Abstract:In autonomous driving, monocular sequences contain lots of information. Monocular depth estimation, camera ego-motion estimation and optical flow estimation in consecutive frames are high-profile concerns recently. By analyzing tasks above, pixels in the first frame are modeled into three parts: the rigid region, the non-rigid region, and the occluded region. In joint unsupervised training of depth and pose, we can segment the occluded region explicitly.

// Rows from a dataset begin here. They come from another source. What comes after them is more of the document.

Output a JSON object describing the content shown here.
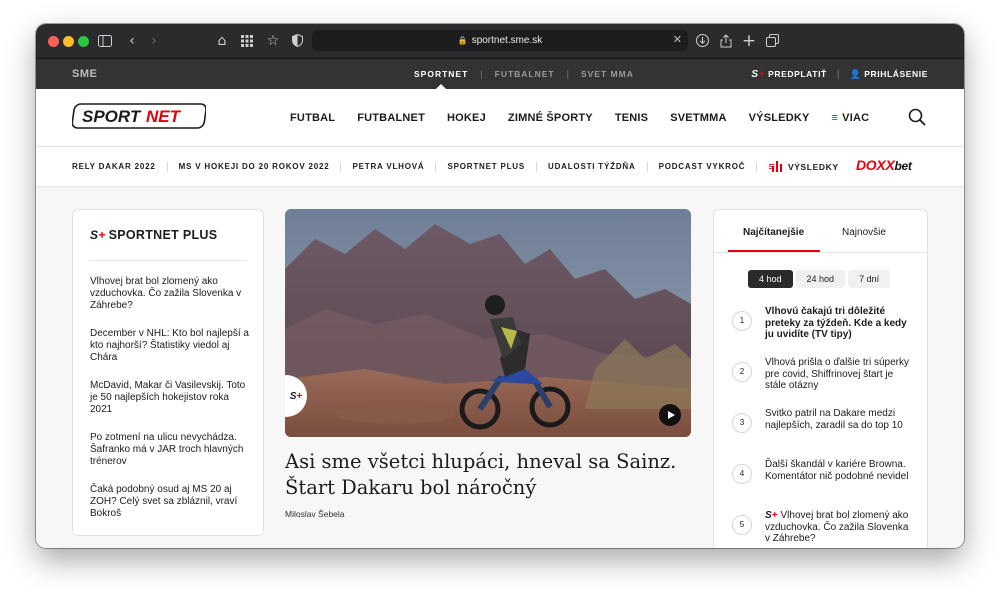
{
  "browser": {
    "url": "sportnet.sme.sk",
    "traffic_lights": [
      "#ff5f57",
      "#febc2e",
      "#28c840"
    ]
  },
  "sme_bar": {
    "logo": "SME",
    "links": [
      {
        "label": "SPORTNET",
        "active": true
      },
      {
        "label": "FUTBALNET",
        "active": false
      },
      {
        "label": "SVET MMA",
        "active": false
      }
    ],
    "splus_s": "S",
    "splus_p": "+",
    "predplatit": "PREDPLATIŤ",
    "prihlasenie": "PRIHLÁSENIE"
  },
  "main_nav": {
    "logo": "SPORTNET",
    "items": [
      "FUTBAL",
      "FUTBALNET",
      "HOKEJ",
      "ZIMNÉ ŠPORTY",
      "TENIS",
      "SVETMMA",
      "VÝSLEDKY"
    ],
    "more": "VIAC"
  },
  "sub_nav": {
    "items": [
      "RELY DAKAR 2022",
      "MS V HOKEJI DO 20 ROKOV 2022",
      "PETRA VLHOVÁ",
      "SPORTNET PLUS",
      "UDALOSTI TÝŽDŇA",
      "PODCAST VYKROČ"
    ],
    "vysledky": "VÝSLEDKY",
    "doxx": "DOXX",
    "bet": "bet"
  },
  "left_card": {
    "title": "SPORTNET PLUS",
    "articles": [
      "Vlhovej brat bol zlomený ako vzduchovka. Čo zažila Slovenka v Záhrebe?",
      "December v NHL: Kto bol najlepší a kto najhorší? Štatistiky viedol aj Chára",
      "McDavid, Makar či Vasilevskij. Toto je 50 najlepších hokejistov roka 2021",
      "Po zotmení na ulicu nevychádza. Šafranko má v JAR troch hlavných trénerov",
      "Čaká podobný osud aj MS 20 aj ZOH? Celý svet sa zbláznil, vraví Bokroš"
    ]
  },
  "hero": {
    "headline": "Asi sme všetci hlupáci, hneval sa Sainz. Štart Dakaru bol náročný",
    "author": "Miloslav Šebela"
  },
  "right_card": {
    "tabs": [
      "Najčítanejšie",
      "Najnovšie"
    ],
    "periods": [
      "4 hod",
      "24 hod",
      "7 dní"
    ],
    "ranking": [
      {
        "num": "1",
        "text": "Vlhovú čakajú tri dôležité preteky za týždeň. Kde a kedy ju uvidíte (TV tipy)",
        "bold": true
      },
      {
        "num": "2",
        "text": "Vlhová prišla o ďalšie tri súperky pre covid, Shiffrinovej štart je stále otázny",
        "bold": false
      },
      {
        "num": "3",
        "text": "Svitko patril na Dakare medzi najlepších, zaradil sa do top 10",
        "bold": false
      },
      {
        "num": "4",
        "text": "Ďalší škandál v kariére Browna. Komentátor nič podobné nevidel",
        "bold": false
      },
      {
        "num": "5",
        "text": "Vlhovej brat bol zlomený ako vzduchovka. Čo zažila Slovenka v Záhrebe?",
        "bold": false
      }
    ]
  },
  "colors": {
    "accent": "#e3000f",
    "dark_bar": "#333333"
  }
}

The occlusion information is used in unsupervised learning of depth, pose and optical flow, as the image reconstructed by depth, pose and flow will be invalid in occluded regions. A less-than-mean mask is designed to further exclude the mismatched pixels which are interfered with motion or illumination change in the training of depth and pose networks. This method is also used to exclude some trivial mismatched pixels in the training of the flow net. Maximum normalization is proposed for smoothness term of depth-pose networks to restrain degradation in textureless regions. In the occluded region, as depth and camera motion can provide more reliable motion estimation, they can be used to instruct unsupervised learning of flow. Our experiments in KITTI dataset demonstrate that the model based on three regions, full and explicit segmentation of occlusion, rigid region and non-rigid region with corresponding unsupervised losses can improve performance on three tasks significantly.